A Beginner’s Guide to Observing Lent
Through the ages many Christ-followers have found observing Lent to be a time of deep restoration. Lent is the season of 40 days (minus Sundays) that extends from Ash Wednesday through Easter Sunday. Although its observance is not commanded in scripture, Christians throughout the ages have elected to participate in its observance in order to pray, reflect and reorder our lives as we prepare the celebrate the resurrection of Jesus.
Observing Lent does not make you a better Christ-follower or raise your standing with God. It is simply a season to intentionally rest the flesh and draw near to God. The main purpose of Lent should be to draw close to Christ as the calendar draws close to Easter. I like to focus upon three primary postures during Lent: reflection, resistance, and renewal.

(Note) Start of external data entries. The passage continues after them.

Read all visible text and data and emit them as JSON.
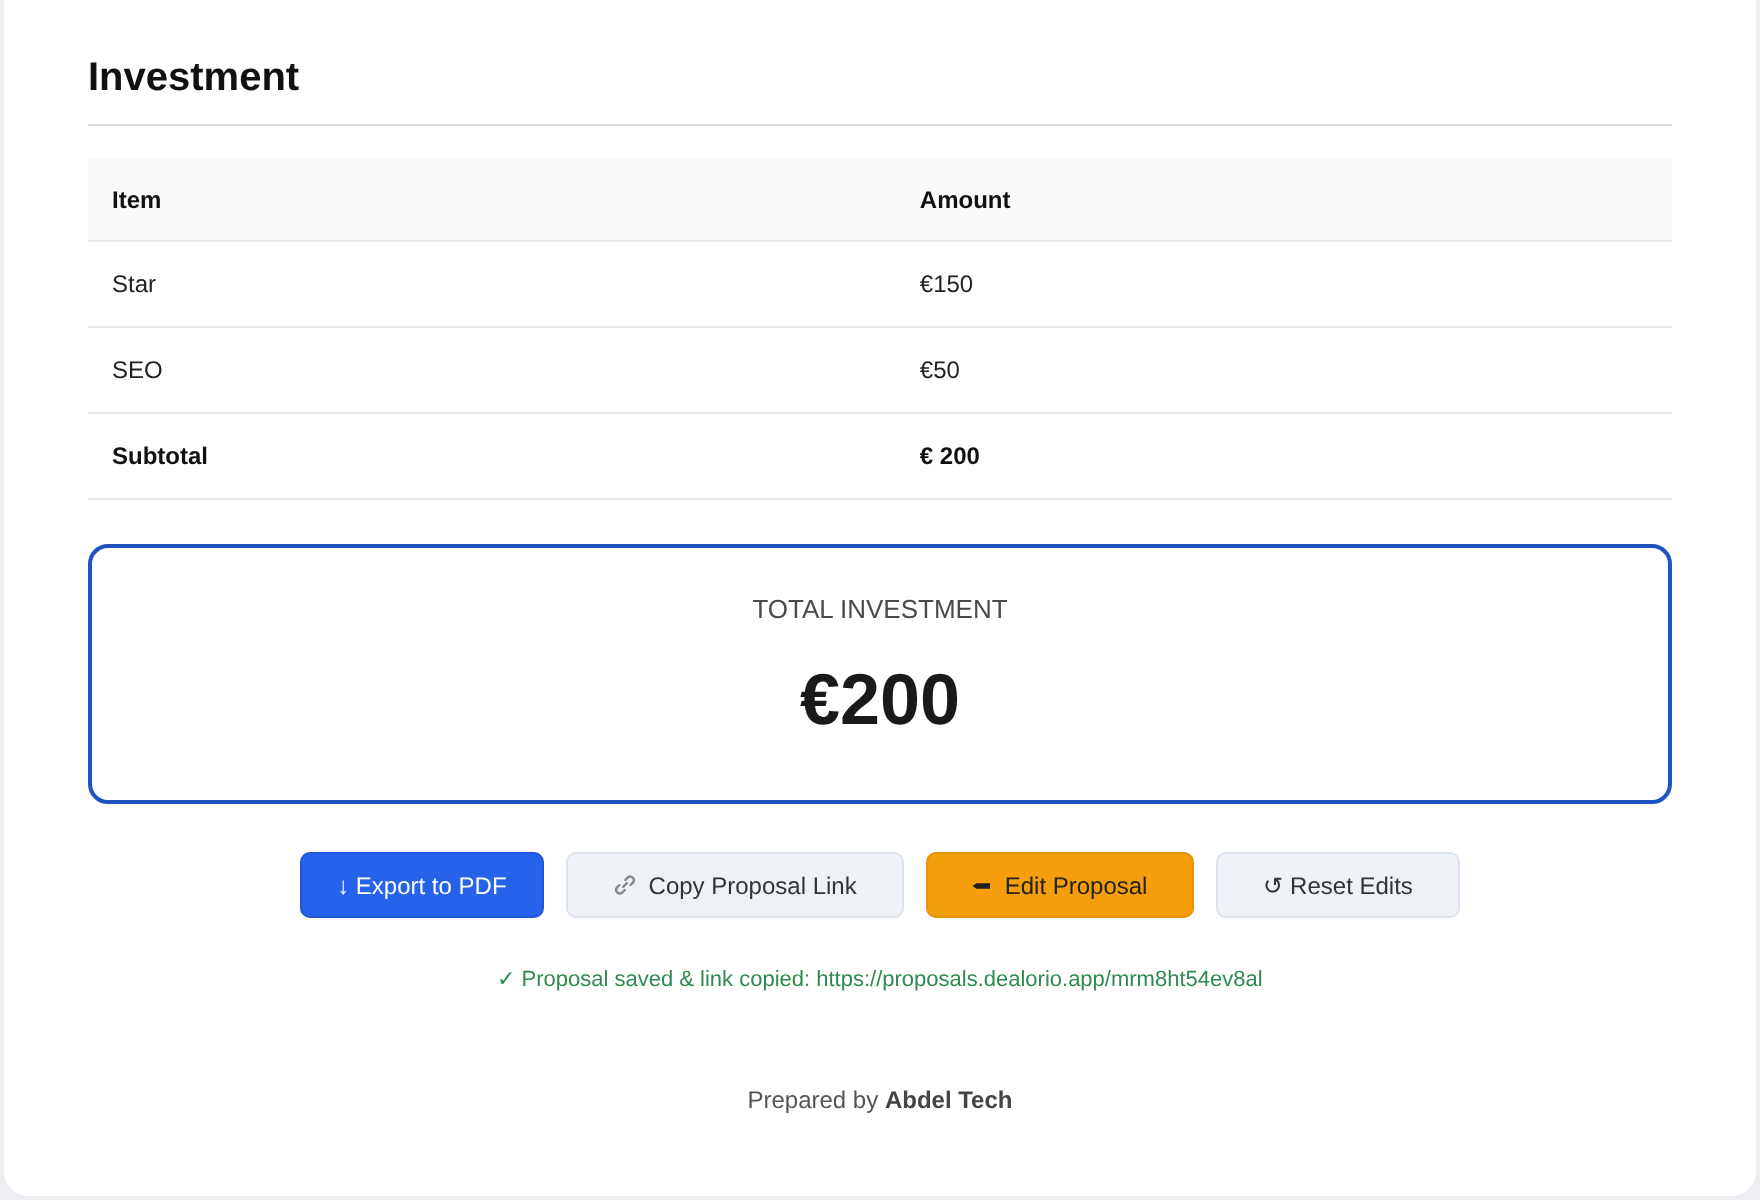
{
  "section": {
    "title": "Investment"
  },
  "table": {
    "columns": [
      "Item",
      "Amount"
    ],
    "rows": [
      {
        "kind": "item",
        "cells": [
          "Star",
          "€150"
        ]
      },
      {
        "kind": "item",
        "cells": [
          "SEO",
          "€50"
        ]
      },
      {
        "kind": "subtotal",
        "cells": [
          "Subtotal",
          "€ 200"
        ]
      }
    ]
  },
  "total": {
    "label": "TOTAL INVESTMENT",
    "amount": "€200"
  },
  "buttons": [
    {
      "kind": "export",
      "label": "↓ Export to PDF"
    },
    {
      "kind": "copy",
      "label": "Copy Proposal Link"
    },
    {
      "kind": "edit",
      "label": "Edit Proposal"
    },
    {
      "kind": "reset",
      "label": "↺ Reset Edits"
    }
  ],
  "status": {
    "message": "✓ Proposal saved & link copied: https://proposals.dealorio.app/mrm8ht54ev8al"
  },
  "footer": {
    "text": "Prepared by **Abdel Tech**"
  }
}
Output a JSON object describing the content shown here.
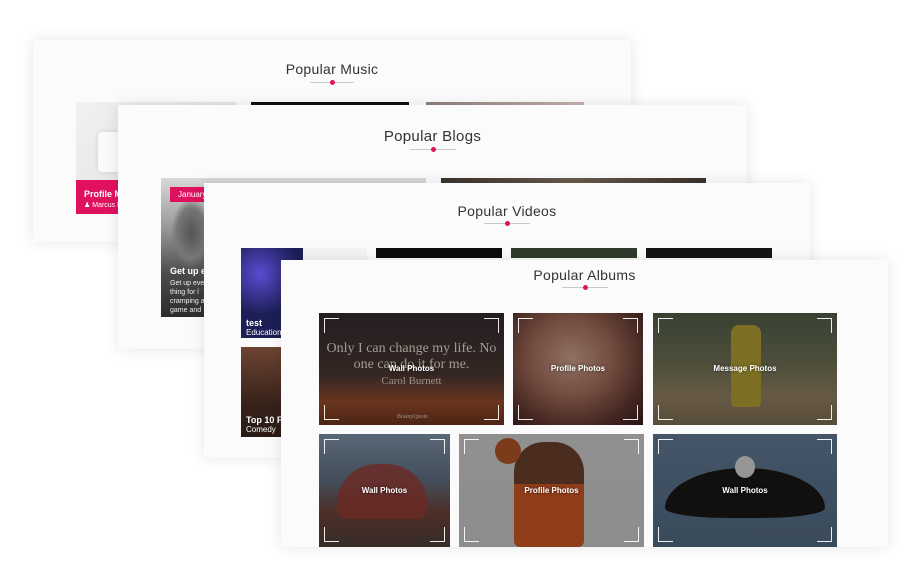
{
  "sections": {
    "music": {
      "title": "Popular Music",
      "card_title": "Profile M",
      "card_author": "Marcus Re"
    },
    "blogs": {
      "title": "Popular Blogs",
      "tag": "January",
      "post_title": "Get up e",
      "post_excerpt_1": "Get up eve",
      "post_excerpt_2": "thing for l",
      "post_excerpt_3": "cramping a",
      "post_excerpt_4": "game and"
    },
    "videos": {
      "title": "Popular Videos",
      "items": [
        {
          "title": "test",
          "category": "Education"
        },
        {
          "title": "Top 10 Fu",
          "category": "Comedy"
        }
      ]
    },
    "albums": {
      "title": "Popular Albums",
      "quote_line1": "Only I can change my life. No",
      "quote_line2": "one can do it for me.",
      "quote_author": "Carol Burnett",
      "quote_brand": "BrainyQuote",
      "items": [
        {
          "label": "Wall Photos"
        },
        {
          "label": "Profile Photos"
        },
        {
          "label": "Message Photos"
        },
        {
          "label": "Wall Photos"
        },
        {
          "label": "Profile Photos"
        },
        {
          "label": "Wall Photos"
        }
      ]
    }
  },
  "colors": {
    "accent": "#e0115f",
    "panel_bg": "#fbfbfb",
    "title_text": "#333333"
  }
}
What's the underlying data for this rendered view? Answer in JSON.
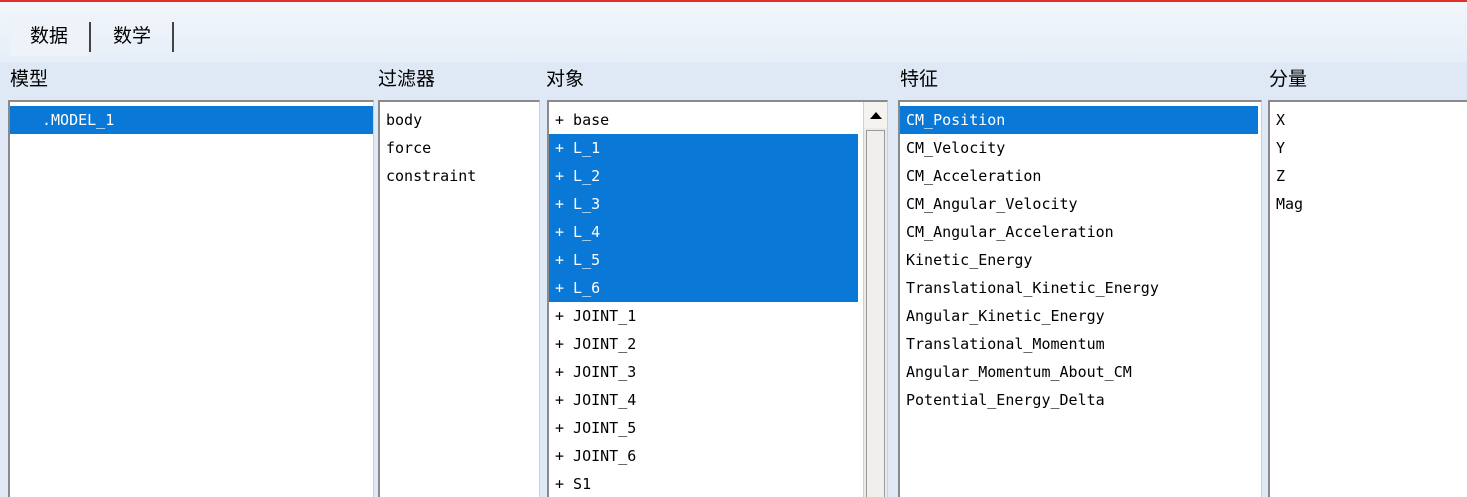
{
  "tabs": [
    "数据",
    "数学"
  ],
  "columns": {
    "model": {
      "header": "模型",
      "items": [
        ".MODEL_1"
      ],
      "selected": [
        0
      ]
    },
    "filter": {
      "header": "过滤器",
      "items": [
        "body",
        "force",
        "constraint"
      ],
      "selected": []
    },
    "object": {
      "header": "对象",
      "items": [
        "+ base",
        "+ L_1",
        "+ L_2",
        "+ L_3",
        "+ L_4",
        "+ L_5",
        "+ L_6",
        "+ JOINT_1",
        "+ JOINT_2",
        "+ JOINT_3",
        "+ JOINT_4",
        "+ JOINT_5",
        "+ JOINT_6",
        "+ S1"
      ],
      "selected": [
        1,
        2,
        3,
        4,
        5,
        6
      ]
    },
    "characteristic": {
      "header": "特征",
      "items": [
        "CM_Position",
        "CM_Velocity",
        "CM_Acceleration",
        "CM_Angular_Velocity",
        "CM_Angular_Acceleration",
        "Kinetic_Energy",
        "Translational_Kinetic_Energy",
        "Angular_Kinetic_Energy",
        "Translational_Momentum",
        "Angular_Momentum_About_CM",
        "Potential_Energy_Delta"
      ],
      "selected": [
        0
      ]
    },
    "component": {
      "header": "分量",
      "items": [
        "X",
        "Y",
        "Z",
        "Mag"
      ],
      "selected": []
    }
  },
  "colors": {
    "selection": "#0a78d7",
    "accent_line": "#e0302b"
  },
  "icons": {
    "scroll_up": "triangle-up-icon"
  }
}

Reflection: Lent is a time for reflecting on the magnitude of the death and resurrection of Jesus on the behalf of those who would find salvation in Him. I was reading recently of someone who queried, why it was necessary for the crucifixion of Jesus to be so horrific. They asked, “Couldn’t God have found a less offensive way to redeem humanity?” The response to this question involves an understanding of the seriousness of our own sinfulness. A perfect God was executing justice and wrath for every sin of the redeemed in one sufficient act. To think that the crucifixion was “too much” means that we think “too little” of the magnitude of our sin and rebellion toward God.
Resistance: Lent is also a great time of resisting something in order to draw close to God. Some people may choose to fast from food during interval(s) of the season. Other may choose to abstain from something else. For example, it has been said that the average person spends two hours and 24 minutes per day on social media. Imagine how your life and attitude could change if you abstained from social media entirely (or perhaps limited it to 30 minutes a day) and that time was redirected toward something edifying like Bible reading, listening to something helpful while walking, praying, or even (get ready for this…) resting.
Renewal: The best part of Lent should be not what you “let go,” but what you “grab hold.” Use the intentional time of Lent to cultivate Spiritual Disciplines and practices.
I am going to encourage everyone at Hope Church to read Paul Tripp’s “Journey to the Cross” (https://www.amazon.com/Journey-Cross-40-Day-Lenten-Devotional/dp/1433567679) devotional with us. You may want to enroll in short term class, watch a series of videos (see www.bibleproject.com), or read through the New Testament.
Be encouraged as you are reflecting, resisting and renewing during this season along with others. You are standing on a centuries old tradition and are also participating with millions on this same journey today.